Atualmente, manter-se saudável no Brasil exige esforço heroico. Cidades carecem de infraestrutura adequada, escolas não oferecem programas atualizados de movimento, alimentos ultraprocessados custam menos que opções naturais, e o marketing industrial reforça escolhas que criam dependência. O resultado: uma população adoecida que se culpa pela própria condição.
Esse modelo é insustentável. Países no topo dos rankings de qualidade de vida compreendem que bem-estar é política de Estado. As chamadas “Zonas Azuis” – regiões como Okinawa (Japão), Nicoya (Costa Rica) e Icária (Grécia) – concentram pessoas que ultrapassam 90 e 100 anos com qualidade de vida preservada. O Okinawa Centenarian Study demonstra que nesses locais há baixa incidência de doenças crônicas, resultado de hábitos integrados ao cotidiano: movimento constante, alimentação baseada em plantas com mínimo processamento, vínculos sociais fortes, sono adequado e senso de propósito definido. Embora o conceito de Zonas Azuis tenha recebido críticas sobre precisão de registros e variações culturais, o princípio permanece: quando ambiente e cultura facilitam escolhas saudáveis, longevidade e qualidade de vida deixam de ser exceção.
Singapura implementou o programa Healthier SG, que incentiva cidadãos a se cadastrarem com médicos de família e seguirem planos personalizados de saúde preventiva, oferecendo consultas subsidiadas e recompensas financeiras por metas de atividade física e alimentação saudável. Na Noruega, há subsídios para academias e incentivos fiscais para empresas que promovem hábitos saudáveis, integrando atividade física às políticas educacionais e ao ambiente de trabalho. O Brasil, em contraste, segue equiparando saúde a hospital, sem integrar prevenção e promoção de hábitos saudáveis às estratégias nacionais de forma consistente.

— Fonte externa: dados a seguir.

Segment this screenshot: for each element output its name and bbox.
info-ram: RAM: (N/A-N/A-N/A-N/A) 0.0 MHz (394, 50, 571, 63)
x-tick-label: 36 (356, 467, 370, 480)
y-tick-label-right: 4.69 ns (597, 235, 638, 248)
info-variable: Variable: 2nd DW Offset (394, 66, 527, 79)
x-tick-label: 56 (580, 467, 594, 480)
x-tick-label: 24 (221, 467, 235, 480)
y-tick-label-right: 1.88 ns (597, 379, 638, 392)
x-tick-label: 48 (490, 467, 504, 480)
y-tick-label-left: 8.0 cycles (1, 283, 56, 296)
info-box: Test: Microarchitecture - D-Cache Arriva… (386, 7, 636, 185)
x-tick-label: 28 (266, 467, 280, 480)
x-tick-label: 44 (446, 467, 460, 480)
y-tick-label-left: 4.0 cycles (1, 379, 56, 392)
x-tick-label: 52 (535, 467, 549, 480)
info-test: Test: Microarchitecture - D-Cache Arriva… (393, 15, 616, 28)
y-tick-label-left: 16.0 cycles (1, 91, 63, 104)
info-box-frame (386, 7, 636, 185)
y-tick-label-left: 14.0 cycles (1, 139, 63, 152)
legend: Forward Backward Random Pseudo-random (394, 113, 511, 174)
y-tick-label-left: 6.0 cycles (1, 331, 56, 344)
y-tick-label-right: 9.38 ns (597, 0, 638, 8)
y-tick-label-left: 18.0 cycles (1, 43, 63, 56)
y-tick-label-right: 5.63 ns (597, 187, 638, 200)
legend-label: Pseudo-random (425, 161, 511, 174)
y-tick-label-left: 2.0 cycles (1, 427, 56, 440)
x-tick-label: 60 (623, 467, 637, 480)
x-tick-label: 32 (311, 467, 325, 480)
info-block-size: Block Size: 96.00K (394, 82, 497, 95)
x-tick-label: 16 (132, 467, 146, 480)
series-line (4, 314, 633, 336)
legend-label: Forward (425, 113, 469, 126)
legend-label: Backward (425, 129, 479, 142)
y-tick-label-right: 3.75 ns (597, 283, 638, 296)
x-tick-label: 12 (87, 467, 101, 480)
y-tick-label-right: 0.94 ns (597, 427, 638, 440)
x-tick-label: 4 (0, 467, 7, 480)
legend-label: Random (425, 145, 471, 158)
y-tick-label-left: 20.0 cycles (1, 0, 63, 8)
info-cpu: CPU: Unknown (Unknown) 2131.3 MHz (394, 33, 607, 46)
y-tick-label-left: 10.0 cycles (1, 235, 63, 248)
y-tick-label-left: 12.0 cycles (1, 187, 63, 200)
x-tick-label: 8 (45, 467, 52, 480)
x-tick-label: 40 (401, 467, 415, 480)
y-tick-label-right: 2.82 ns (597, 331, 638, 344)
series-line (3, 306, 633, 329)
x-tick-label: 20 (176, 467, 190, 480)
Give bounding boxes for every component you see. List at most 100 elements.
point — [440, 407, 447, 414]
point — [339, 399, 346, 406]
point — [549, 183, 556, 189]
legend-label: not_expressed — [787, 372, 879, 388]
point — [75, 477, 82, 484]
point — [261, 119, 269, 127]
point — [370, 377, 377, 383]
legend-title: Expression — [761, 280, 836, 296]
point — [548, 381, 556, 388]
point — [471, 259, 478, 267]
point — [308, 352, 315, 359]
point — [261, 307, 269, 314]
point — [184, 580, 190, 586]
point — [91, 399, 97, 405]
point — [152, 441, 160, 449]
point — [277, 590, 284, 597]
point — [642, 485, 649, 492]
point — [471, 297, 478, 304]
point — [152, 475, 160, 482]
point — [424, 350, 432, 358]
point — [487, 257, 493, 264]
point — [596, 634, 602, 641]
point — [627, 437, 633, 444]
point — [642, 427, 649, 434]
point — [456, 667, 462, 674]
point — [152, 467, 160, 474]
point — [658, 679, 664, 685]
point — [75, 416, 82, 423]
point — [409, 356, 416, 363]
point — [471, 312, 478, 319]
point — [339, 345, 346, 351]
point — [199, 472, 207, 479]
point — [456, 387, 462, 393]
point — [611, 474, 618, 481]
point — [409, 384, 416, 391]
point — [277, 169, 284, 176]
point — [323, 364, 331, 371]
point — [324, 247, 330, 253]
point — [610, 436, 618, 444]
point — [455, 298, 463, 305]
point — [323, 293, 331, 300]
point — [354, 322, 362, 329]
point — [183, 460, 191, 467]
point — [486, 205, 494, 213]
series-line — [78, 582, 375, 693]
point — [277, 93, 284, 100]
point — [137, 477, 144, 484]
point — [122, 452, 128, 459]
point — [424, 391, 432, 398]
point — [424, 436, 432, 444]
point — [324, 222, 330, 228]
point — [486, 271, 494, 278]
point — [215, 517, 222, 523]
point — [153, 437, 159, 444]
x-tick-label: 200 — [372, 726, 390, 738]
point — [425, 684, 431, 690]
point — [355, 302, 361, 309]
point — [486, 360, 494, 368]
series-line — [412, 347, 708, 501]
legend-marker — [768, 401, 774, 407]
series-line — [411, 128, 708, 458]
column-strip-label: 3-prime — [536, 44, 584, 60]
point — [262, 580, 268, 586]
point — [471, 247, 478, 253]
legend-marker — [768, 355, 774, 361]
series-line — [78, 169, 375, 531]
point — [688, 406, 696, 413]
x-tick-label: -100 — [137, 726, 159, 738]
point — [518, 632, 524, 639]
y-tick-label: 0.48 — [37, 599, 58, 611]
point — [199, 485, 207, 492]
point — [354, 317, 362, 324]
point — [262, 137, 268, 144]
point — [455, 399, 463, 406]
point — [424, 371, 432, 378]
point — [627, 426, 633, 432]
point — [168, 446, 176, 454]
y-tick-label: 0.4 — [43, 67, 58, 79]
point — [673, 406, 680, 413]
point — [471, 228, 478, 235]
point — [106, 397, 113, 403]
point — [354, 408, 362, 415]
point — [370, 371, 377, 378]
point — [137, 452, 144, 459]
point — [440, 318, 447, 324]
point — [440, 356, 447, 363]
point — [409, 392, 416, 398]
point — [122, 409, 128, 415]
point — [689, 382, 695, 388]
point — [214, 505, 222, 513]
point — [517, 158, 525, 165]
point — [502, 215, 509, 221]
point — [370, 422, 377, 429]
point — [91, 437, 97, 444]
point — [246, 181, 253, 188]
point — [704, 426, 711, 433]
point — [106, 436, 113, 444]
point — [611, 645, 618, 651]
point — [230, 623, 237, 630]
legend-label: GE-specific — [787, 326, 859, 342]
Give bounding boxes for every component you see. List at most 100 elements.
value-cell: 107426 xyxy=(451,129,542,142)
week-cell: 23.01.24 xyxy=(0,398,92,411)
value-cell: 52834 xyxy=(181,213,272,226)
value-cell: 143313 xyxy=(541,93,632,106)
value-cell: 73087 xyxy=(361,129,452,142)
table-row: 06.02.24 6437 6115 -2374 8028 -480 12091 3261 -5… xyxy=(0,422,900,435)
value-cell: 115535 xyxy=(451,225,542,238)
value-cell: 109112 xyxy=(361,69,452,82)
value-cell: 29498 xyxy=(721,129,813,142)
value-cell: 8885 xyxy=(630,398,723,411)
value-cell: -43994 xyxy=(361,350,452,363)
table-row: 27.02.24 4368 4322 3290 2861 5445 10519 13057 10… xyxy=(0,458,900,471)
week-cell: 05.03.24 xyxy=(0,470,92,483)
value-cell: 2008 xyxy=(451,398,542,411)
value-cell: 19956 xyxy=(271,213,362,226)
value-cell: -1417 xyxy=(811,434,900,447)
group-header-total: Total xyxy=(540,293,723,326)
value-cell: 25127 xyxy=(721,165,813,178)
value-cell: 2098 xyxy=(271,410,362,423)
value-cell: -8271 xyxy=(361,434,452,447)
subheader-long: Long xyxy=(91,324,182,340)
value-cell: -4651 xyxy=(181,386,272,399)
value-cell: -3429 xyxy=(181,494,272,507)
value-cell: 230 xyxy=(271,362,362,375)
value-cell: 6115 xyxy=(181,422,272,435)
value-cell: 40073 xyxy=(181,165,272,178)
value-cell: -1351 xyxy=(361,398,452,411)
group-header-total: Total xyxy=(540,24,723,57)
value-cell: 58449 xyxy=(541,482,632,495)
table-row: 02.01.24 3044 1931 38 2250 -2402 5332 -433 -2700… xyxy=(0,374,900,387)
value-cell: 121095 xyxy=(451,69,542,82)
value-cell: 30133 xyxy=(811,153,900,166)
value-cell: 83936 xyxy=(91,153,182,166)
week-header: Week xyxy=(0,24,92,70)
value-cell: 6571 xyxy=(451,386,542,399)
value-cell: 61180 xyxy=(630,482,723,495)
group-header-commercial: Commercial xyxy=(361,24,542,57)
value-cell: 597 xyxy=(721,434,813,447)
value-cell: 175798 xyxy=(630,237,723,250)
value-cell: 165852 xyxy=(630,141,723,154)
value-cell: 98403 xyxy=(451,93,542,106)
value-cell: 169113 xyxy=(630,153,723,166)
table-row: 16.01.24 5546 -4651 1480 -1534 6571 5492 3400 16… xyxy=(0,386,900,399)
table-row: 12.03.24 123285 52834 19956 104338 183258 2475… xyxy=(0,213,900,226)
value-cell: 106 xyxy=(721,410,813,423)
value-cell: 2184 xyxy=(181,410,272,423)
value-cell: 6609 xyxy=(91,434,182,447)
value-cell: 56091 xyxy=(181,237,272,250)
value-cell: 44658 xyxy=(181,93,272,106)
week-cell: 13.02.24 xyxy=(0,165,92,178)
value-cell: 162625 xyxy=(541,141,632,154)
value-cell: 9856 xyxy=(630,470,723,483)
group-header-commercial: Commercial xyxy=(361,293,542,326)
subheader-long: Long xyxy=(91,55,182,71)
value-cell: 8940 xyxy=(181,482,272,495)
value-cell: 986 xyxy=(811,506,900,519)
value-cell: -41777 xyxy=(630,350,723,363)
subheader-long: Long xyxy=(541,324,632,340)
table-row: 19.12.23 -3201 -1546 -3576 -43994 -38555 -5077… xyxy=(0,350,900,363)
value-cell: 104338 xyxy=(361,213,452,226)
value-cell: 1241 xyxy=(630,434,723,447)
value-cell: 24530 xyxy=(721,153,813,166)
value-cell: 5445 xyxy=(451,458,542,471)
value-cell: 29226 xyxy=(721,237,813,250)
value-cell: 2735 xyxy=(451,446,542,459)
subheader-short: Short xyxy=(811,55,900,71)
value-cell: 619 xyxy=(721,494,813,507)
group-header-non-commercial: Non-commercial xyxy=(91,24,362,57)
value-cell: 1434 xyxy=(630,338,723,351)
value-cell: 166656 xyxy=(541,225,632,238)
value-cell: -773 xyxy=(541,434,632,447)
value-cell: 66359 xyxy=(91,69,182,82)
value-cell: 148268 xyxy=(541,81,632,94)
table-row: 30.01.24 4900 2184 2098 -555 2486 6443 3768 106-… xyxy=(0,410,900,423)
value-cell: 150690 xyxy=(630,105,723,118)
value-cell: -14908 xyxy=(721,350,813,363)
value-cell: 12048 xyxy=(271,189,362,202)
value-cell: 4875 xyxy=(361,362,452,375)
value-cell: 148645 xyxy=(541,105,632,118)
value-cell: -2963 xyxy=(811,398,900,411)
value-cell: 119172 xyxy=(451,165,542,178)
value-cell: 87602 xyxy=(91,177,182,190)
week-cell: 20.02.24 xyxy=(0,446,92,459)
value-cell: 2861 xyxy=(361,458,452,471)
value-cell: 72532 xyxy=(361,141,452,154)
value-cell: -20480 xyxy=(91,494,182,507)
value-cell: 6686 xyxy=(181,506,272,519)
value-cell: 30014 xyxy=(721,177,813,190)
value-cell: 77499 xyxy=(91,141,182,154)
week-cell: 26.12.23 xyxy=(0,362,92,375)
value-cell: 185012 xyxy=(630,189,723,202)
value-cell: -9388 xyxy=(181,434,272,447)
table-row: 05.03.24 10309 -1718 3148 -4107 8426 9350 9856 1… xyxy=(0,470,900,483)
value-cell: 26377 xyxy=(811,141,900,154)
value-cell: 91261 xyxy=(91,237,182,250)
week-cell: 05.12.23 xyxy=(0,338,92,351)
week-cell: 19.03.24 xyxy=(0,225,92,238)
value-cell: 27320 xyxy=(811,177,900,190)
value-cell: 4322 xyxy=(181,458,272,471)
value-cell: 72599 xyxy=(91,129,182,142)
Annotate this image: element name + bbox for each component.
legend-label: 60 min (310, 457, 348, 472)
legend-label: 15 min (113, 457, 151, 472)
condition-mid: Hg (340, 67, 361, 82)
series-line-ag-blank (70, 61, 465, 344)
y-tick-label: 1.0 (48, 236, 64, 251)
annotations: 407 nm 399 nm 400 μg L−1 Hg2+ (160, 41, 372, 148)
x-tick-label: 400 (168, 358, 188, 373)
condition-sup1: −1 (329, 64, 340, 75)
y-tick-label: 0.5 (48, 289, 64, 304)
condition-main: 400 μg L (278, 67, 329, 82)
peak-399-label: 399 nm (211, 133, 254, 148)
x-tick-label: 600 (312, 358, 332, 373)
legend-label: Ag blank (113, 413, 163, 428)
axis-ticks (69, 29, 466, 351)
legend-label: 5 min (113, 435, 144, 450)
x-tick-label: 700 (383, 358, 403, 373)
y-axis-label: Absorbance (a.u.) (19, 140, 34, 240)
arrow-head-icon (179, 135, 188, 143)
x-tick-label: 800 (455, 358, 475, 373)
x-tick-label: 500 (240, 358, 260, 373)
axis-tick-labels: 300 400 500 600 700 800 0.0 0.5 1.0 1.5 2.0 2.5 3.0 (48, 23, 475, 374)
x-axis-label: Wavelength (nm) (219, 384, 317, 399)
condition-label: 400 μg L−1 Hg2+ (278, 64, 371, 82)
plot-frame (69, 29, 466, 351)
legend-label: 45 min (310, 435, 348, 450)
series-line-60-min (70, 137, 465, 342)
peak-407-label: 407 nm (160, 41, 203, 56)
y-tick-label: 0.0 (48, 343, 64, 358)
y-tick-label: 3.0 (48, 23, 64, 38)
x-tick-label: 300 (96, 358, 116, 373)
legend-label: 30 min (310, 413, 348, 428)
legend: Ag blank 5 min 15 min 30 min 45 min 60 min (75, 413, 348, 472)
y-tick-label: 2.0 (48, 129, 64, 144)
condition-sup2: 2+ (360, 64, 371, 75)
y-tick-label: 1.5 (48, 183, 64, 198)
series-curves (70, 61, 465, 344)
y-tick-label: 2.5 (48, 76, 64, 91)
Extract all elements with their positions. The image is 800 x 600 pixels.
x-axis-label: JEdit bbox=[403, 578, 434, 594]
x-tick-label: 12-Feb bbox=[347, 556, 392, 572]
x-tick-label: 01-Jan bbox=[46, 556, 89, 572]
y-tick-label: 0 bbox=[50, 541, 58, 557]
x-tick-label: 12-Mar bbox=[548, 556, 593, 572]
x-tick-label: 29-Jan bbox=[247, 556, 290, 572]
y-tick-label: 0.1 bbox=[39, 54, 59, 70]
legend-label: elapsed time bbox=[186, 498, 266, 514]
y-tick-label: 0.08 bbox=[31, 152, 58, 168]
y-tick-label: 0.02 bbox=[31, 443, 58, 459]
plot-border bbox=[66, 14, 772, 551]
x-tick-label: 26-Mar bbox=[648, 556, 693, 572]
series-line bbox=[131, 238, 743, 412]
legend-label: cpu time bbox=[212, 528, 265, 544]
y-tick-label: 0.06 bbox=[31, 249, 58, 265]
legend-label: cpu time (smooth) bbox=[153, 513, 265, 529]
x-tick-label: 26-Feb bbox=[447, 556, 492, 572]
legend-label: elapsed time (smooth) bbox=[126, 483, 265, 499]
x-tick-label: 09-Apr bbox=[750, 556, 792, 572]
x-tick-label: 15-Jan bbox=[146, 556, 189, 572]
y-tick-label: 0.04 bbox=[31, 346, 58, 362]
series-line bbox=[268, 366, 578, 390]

A transmissão da obesidade entre gerações
Estudo recente publicado na Nature Communications (2025) confirmou que obesidade pode ser transmitida não só geneticamente, mas através de padrões epigenéticos: comportamentos alimentares, níveis de estresse e estilo de vida dos pais influenciam diretamente a saúde metabólica das próximas gerações.
Uma população negligenciada hoje cria um ciclo perpétuo de doenças amanhã. Não se trata apenas de “ajudar quem quer emagrecer”. Trata-se de reconhecer que uma sociedade doente compromete seu próprio futuro – e que políticas públicas de bem-estar representam investimento, não despesa.
Caminhos possíveis
O Brasil tem todas as condições para protagonizar essa transformação, mas precisa reconhecer que saúde é construção coletiva. Algumas diretrizes baseadas em experiências internacionais bem-sucedidas que poderiam mudar nossa realidade:
- Instalar academias públicas de qualidade em regiões de maior vulnerabilidade social.
- Incentivar programas corporativos de bem-estar através de isenção fiscal para empresas que promovam saúde física e mental.
- Reformular a educação física escolar, transformando-a em pilar pedagógico moderno e envolvente, não apenas recreativo.
- Desenvolver campanhas nacionais valorizando movimento diário, alimentação real e autocuidado, com linguagem acessível e inclusão digital.
- Estabelecer uma Secretaria Nacional de Bem-Estar integrando ações dos ministérios de Saúde, Educação, Esporte, Assistência Social e Planejamento.
- Regulamentar marketing de alimentos ultraprocessados, especialmente voltado para crianças.
Bem-estar não é utopia individual. É responsabilidade coletiva, necessidade econômica e urgência cultural. Enquanto seguirmos apenas apagando incêndios, veremos corpos adoecendo, mentes entrando em colapso e futuros sendo comprometidos pelo que poderia ser evitado: a ausência de políticas públicas de prevenção.